Senza dubbio è una delle più controllate, ci sono diverse guardie e non so se riuscirò a farle tutte fuori. Anche se insieme a me ho dei soldati, ma devo riuscire per forza nel mio intento. Madison sarà in pochi minuti nella stanza prefissata nella quale deve condurre gli Harrison e William Torres e poi devo disattivare le telecamere degli uffici dove i miei fratelli e la mia ragazza sono in questo momento. Se non lo faccio li vedranno, perché non questa non è l'unica stanza dei comandi, ma di sicuro è la più complessa e di rilievo. Ecco perché sono proprio qui.

Penso soprattutto a Stella, al fatto che devo proteggerla a distanza. In me scatta qualcosa, un istinto di sopravvivenza ma soprattutto protezione. Dopo ciò che è successo a Madison e Jack non riesco a non stare vicino a Stella o avere la conferma che potrebbe succedere anche alla nostra coppia. Io non do più per scontato nulla e il pensiero di vivere senza di lei o vederla come Madison ha visto Jack con dei proiettili in corpo mi causa un dolore lancinante.

No, non posso pensarci e non credo di avere tutta la forza che nasconde Madison per sopportarlo. Ma se qualcuno dei due deve morire sarò io e prendo spunto da ciò che ha fatto Jack. Se penso che io morirò e non Stella sento ancora di più forza per sacrificarmi e buttarmi lì sotto. Probabilmente con gli spari attirerò di sicuro l'attenzione di guardie fuori da qui, ma riuscirò a barricarmi in questa stanza. Spero, perlomeno.

Dunque, l'unico ostacolo è solo una quindicina di guardie.

Si può fare.

Mi giro verso i soldati dietro di me, per quanto riesco a vederli essendo piuttosto buio qui e fuori penso che ormai sia sera.

"Ascoltate, dovremo combattere. Ci siamo allenati a sufficienza e sono sicuro che potremo farcela. Non preoccupatevi di fare rumore, è inevitabile. Ho bisogno che mi coprite, in questo modo posso gestire i sistemi di sicurezza. Tutto chiaro?"

Intravedo gli occhi dei soldati, seri ma decisi. Non rispondono ma annuiscono.

Quello che posso fare è inserire i miei occhiali nella custodia, il rischio che si rompano è decisamente alto. Ultimamente non mi riconosco, mi sento più... deciso e forte.

Stella, questo è per te.

Con un calcio la grata cade e colpisce in pieno un soldato.
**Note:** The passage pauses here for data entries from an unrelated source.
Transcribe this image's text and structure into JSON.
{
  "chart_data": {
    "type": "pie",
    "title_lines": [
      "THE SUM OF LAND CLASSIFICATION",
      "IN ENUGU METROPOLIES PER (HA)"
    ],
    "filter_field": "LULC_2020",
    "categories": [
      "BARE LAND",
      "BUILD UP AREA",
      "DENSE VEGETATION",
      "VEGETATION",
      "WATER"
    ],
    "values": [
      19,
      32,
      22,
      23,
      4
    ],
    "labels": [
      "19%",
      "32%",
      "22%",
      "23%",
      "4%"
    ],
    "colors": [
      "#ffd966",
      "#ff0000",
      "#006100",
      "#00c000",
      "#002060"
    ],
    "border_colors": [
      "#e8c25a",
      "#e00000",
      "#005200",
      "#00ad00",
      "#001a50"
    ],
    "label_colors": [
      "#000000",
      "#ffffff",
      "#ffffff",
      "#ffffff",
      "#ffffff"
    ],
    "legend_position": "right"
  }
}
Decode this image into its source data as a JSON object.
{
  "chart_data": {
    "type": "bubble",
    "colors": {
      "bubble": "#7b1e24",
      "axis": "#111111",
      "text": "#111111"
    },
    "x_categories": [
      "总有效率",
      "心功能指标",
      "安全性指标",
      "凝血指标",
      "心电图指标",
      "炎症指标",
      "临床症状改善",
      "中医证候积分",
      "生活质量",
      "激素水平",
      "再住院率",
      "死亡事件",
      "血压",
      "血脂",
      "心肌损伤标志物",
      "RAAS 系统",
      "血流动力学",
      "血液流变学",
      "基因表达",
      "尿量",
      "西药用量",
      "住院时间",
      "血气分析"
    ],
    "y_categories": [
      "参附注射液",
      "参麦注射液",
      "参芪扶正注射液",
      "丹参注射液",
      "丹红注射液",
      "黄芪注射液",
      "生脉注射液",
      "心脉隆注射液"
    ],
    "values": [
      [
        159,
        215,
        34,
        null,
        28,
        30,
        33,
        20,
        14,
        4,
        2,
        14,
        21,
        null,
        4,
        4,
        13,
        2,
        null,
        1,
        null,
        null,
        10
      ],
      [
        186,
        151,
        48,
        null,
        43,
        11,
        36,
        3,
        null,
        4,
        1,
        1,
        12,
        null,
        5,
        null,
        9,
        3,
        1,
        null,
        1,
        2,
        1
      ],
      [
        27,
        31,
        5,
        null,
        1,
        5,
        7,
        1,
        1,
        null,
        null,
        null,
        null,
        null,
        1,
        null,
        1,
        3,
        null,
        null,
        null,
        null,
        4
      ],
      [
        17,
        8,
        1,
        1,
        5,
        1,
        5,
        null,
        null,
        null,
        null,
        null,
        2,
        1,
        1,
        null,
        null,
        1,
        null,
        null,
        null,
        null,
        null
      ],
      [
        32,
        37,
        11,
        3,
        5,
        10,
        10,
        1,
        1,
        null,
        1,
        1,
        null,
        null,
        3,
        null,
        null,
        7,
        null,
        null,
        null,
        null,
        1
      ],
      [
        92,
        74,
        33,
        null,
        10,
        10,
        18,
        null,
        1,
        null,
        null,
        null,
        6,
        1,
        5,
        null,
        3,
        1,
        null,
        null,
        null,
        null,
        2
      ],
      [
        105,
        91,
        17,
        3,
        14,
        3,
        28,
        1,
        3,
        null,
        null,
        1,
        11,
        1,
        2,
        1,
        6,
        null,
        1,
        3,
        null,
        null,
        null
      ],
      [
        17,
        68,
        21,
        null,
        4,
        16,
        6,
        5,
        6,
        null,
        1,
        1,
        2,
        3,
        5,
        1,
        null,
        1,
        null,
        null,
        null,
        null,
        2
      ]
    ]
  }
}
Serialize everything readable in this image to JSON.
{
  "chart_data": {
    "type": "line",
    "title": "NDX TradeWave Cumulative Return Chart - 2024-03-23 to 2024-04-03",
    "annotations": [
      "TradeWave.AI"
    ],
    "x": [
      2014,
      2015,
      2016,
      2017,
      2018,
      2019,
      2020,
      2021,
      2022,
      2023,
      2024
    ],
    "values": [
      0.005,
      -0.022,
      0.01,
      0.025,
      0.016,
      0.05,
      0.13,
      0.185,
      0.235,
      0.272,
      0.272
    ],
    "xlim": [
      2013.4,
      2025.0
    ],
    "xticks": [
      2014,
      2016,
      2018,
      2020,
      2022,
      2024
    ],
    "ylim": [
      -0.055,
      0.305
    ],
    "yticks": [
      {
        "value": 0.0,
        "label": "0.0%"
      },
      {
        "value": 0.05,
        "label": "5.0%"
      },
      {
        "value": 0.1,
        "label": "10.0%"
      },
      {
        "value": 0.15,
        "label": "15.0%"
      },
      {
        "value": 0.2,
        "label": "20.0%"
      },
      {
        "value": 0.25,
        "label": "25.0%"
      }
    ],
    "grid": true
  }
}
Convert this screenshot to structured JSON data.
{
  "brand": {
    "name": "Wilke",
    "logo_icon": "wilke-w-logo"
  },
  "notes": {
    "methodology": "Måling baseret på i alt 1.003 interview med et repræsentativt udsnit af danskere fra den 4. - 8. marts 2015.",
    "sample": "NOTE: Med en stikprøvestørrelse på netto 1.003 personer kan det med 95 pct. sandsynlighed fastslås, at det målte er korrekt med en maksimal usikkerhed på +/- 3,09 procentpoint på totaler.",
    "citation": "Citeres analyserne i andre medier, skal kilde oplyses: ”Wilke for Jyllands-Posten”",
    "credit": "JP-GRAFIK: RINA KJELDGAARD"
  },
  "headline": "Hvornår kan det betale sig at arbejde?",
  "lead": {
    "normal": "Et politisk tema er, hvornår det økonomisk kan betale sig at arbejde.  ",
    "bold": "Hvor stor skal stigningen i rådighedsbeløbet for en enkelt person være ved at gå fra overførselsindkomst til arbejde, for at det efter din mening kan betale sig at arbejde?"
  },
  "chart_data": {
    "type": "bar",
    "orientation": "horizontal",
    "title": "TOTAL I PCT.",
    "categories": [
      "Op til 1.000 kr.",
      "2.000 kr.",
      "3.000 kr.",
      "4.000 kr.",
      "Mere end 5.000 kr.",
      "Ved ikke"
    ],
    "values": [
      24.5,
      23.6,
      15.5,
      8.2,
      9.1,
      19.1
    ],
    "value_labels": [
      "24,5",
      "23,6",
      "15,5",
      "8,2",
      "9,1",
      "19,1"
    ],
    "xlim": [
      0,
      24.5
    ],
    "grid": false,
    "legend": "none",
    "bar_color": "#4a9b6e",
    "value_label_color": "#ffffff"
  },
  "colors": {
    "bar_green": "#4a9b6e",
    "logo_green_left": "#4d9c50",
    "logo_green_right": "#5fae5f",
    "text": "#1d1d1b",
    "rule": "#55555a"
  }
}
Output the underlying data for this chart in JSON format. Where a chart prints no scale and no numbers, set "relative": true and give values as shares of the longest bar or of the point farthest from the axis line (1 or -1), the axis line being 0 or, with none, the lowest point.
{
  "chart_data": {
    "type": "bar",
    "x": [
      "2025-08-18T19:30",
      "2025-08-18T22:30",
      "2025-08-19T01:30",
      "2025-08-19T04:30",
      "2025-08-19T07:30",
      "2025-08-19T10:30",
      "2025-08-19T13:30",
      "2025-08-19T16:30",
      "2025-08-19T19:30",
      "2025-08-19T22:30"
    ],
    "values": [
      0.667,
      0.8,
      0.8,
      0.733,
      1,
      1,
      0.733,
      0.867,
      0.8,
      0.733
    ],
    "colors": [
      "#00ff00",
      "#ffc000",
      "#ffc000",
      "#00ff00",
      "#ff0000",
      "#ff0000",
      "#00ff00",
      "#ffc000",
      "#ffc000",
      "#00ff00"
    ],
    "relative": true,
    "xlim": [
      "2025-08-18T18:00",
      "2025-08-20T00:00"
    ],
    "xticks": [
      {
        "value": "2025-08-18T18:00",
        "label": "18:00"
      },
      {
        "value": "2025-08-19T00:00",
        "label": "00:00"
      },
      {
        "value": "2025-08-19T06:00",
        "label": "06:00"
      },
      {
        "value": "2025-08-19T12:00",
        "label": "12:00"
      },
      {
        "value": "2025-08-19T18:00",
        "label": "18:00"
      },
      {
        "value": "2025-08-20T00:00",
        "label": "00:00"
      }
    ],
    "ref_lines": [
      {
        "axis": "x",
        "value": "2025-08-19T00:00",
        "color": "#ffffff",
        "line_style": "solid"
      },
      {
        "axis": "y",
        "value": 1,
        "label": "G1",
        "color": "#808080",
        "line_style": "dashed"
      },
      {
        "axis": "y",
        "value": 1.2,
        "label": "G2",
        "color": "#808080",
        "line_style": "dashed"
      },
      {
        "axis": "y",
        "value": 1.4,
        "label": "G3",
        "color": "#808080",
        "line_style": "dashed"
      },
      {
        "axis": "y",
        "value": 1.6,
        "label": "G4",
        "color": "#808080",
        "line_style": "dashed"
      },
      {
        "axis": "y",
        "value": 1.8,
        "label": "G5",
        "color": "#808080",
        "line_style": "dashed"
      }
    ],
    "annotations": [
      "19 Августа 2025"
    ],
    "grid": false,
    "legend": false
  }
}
Io gli salto addosso dal soffitto che è più alto di tre metri e mezzo di altezza, credo di avergli fatto male. Meglio così.

Con una capriola rotolo verso dei soldati e dal pavimento con un calcio piuttosto potente mando le loro facce di merda all'indietro. Non hanno neanche il tempo di realizzare cosa sta succedendo.

E poi ho pensato una parolaccia, sto proprio diventando cattivo.

Le guardie mi raggiungono, mi alzo in piedi e sparo alla gamba di altre due davanti a me. Sento che qualcuno mi atterra e una guardia si mette a cavalcioni sopra di me. Cerca di tirarmi un pugno sul viso, lo schivo. Con una mossa di arti marziali lo prendo dalla giacca di pelle sotto il suo braccio e con un calcio lo capovolto mettendomi io sopra di lui. Gli sferro un pugno, due, tre.